Sacramento launched its own clean tech zone in 2008 with a focus on businesses that trade in renewable energy, specifically solar power. These green firms receive expedited permitting, sales and wage tax credits, and financing assistance, among other incentives.
In 2007, San Diego developed a clean tech initiative aimed at attracting businesses that produce environmentally sustainable solutions. CleanTechSanDiego.org reports that more than 800 such companies now call the city home.
Whether Long Beach actually pursues similar opportunities to attract and recruit such businesses remains to be seen, but it might benefit from the recent passage of Proposition 39, which requires out-of-state companies to calculate their California income tax liability based on the percentage of sales they have in the state. This voter-approved initiative is expected to generate about $1 billion annually, with half of that money directed to fund clean energy projects in the state for the first five years.
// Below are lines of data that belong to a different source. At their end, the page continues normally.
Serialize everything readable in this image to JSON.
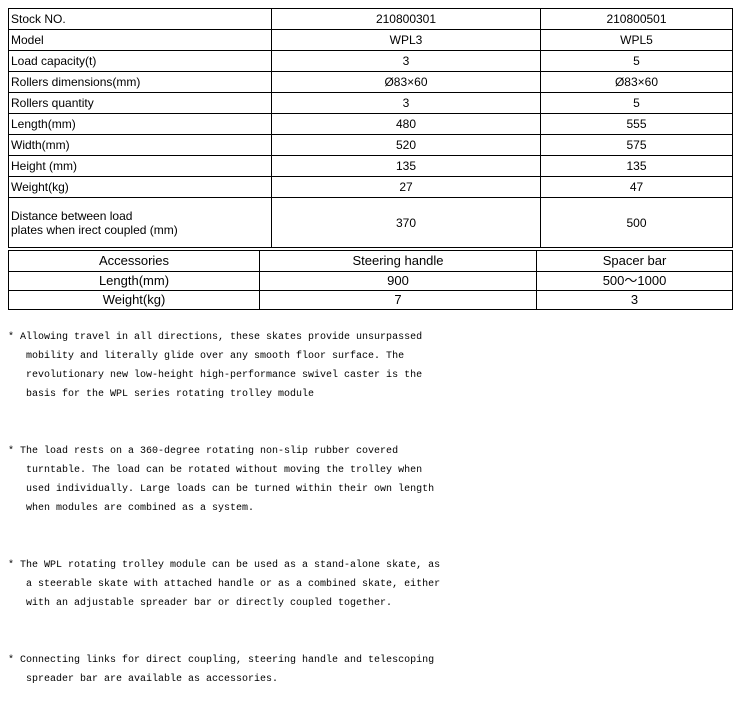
{
  "spec_table": {
    "columns": [
      "Stock NO.",
      "210800301",
      "210800501"
    ],
    "rows": [
      [
        "Model",
        "WPL3",
        "WPL5"
      ],
      [
        "Load capacity(t)",
        "3",
        "5"
      ],
      [
        "Rollers dimensions(mm)",
        "Ø83×60",
        "Ø83×60"
      ],
      [
        "Rollers quantity",
        "3",
        "5"
      ],
      [
        "Length(mm)",
        "480",
        "555"
      ],
      [
        "Width(mm)",
        "520",
        "575"
      ],
      [
        "Height (mm)",
        "135",
        "135"
      ],
      [
        "Weight(kg)",
        "27",
        "47"
      ],
      [
        "Distance between load\nplates when irect coupled (mm)",
        "370",
        "500"
      ]
    ]
  },
  "accessories_table": {
    "columns": [
      "Accessories",
      "Steering handle",
      "Spacer bar"
    ],
    "rows": [
      [
        "Length(mm)",
        "900",
        "500～1000"
      ],
      [
        "Weight(kg)",
        "7",
        "3"
      ]
    ]
  },
  "notes": [
    "* Allowing travel in all directions, these skates provide unsurpassed\n   mobility and literally glide over any smooth floor surface. The\n   revolutionary new low-height high-performance swivel caster is the\n   basis for the WPL series rotating trolley module",
    "* The load rests on a 360-degree rotating non-slip rubber covered\n   turntable. The load can be rotated without moving the trolley when\n   used individually. Large loads can be turned within their own length\n   when modules are combined as a system.",
    "* The WPL rotating trolley module can be used as a stand-alone skate, as\n   a steerable skate with attached handle or as a combined skate, either\n   with an adjustable spreader bar or directly coupled together.",
    "* Connecting links for direct coupling, steering handle and telescoping\n   spreader bar are available as accessories."
  ]
}
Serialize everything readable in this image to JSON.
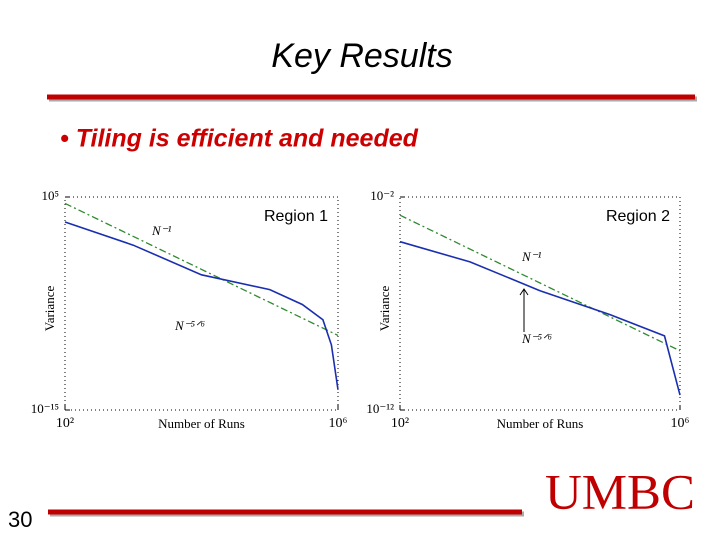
{
  "header": {
    "title": "Key Results"
  },
  "bullet": "• Tiling is efficient and needed",
  "footer": {
    "page_number": "30",
    "logo": "UMBC"
  },
  "chart_data": [
    {
      "type": "line",
      "annotation": "Region 1",
      "xlabel": "Number of Runs",
      "ylabel": "Variance",
      "log_x": true,
      "log_y": true,
      "xlim": [
        100,
        1000000
      ],
      "ylim": [
        1e-15,
        100000
      ],
      "xticks": [
        {
          "value": 100,
          "label": "10²"
        },
        {
          "value": 1000000,
          "label": "10⁶"
        }
      ],
      "yticks": [
        {
          "value": 1e-15,
          "label": "10⁻¹⁵"
        },
        {
          "value": 100000,
          "label": "10⁵"
        }
      ],
      "series": [
        {
          "name": "N⁻¹",
          "color": "#2e8b2e",
          "style": "dashdot",
          "x": [
            100,
            1000000
          ],
          "values": [
            25000,
            1e-08
          ]
        },
        {
          "name": "N⁻⁵ᐟ⁶",
          "color": "#1a2fb0",
          "style": "solid",
          "x": [
            100,
            1000,
            10000,
            100000,
            300000,
            600000,
            800000,
            1000000
          ],
          "values": [
            450,
            3,
            0.005,
            0.0002,
            8e-06,
            3e-07,
            1.3e-09,
            8e-14
          ]
        }
      ]
    },
    {
      "type": "line",
      "annotation": "Region 2",
      "xlabel": "Number of Runs",
      "ylabel": "Variance",
      "log_x": true,
      "log_y": true,
      "xlim": [
        100,
        1000000
      ],
      "ylim": [
        1e-12,
        0.01
      ],
      "xticks": [
        {
          "value": 100,
          "label": "10²"
        },
        {
          "value": 1000000,
          "label": "10⁶"
        }
      ],
      "yticks": [
        {
          "value": 1e-12,
          "label": "10⁻¹²"
        },
        {
          "value": 0.01,
          "label": "10⁻²"
        }
      ],
      "series": [
        {
          "name": "N⁻¹",
          "color": "#2e8b2e",
          "style": "dashdot",
          "x": [
            100,
            1000000
          ],
          "values": [
            0.0014,
            6e-10
          ]
        },
        {
          "name": "N⁻⁵ᐟ⁶",
          "color": "#1a2fb0",
          "style": "solid",
          "x": [
            100,
            1000,
            10000,
            100000,
            600000,
            1000000
          ],
          "values": [
            8e-05,
            9e-06,
            4e-07,
            3e-08,
            3e-09,
            5e-12
          ]
        }
      ]
    }
  ]
}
This new revenue could potentially support new innovation and job training in the clean tech sector.
But some city officials have expressed reservations about creating a Clean Tech Enterprise Zone in Long Beach.
“My problem is this: I want employment here,” Mayor Bob Foster told the council. “Quite frankly, I’m happy to have industries such as accounting, such as engineering, which might not be defined as clean tech. I want employment and I don’t think we should limit ourselves to this. I think it winds up getting some firms in here that, quite frankly, may not be durable. I don’t want to say it’s like Solyndra. I know the energy area very well, and the clean tech renewable energy area has a lot of firms out there that are startups . . . they’re risky. My only point is that I want to concentrate on employment.”
“I too have some reservations about the enterprise model,” Councilmember Patrick O’Donnell said. “I don’t know, given the state’s financial condition, that we’d be able to push something like this through.”Councilmember Gerrie Schipske said she understood these concerns but thought that a clean tech zone would not interfere with other business recruitment efforts.
“I think this is about just getting more information, getting some research from city staff,” Councilmember Robert Garcia added.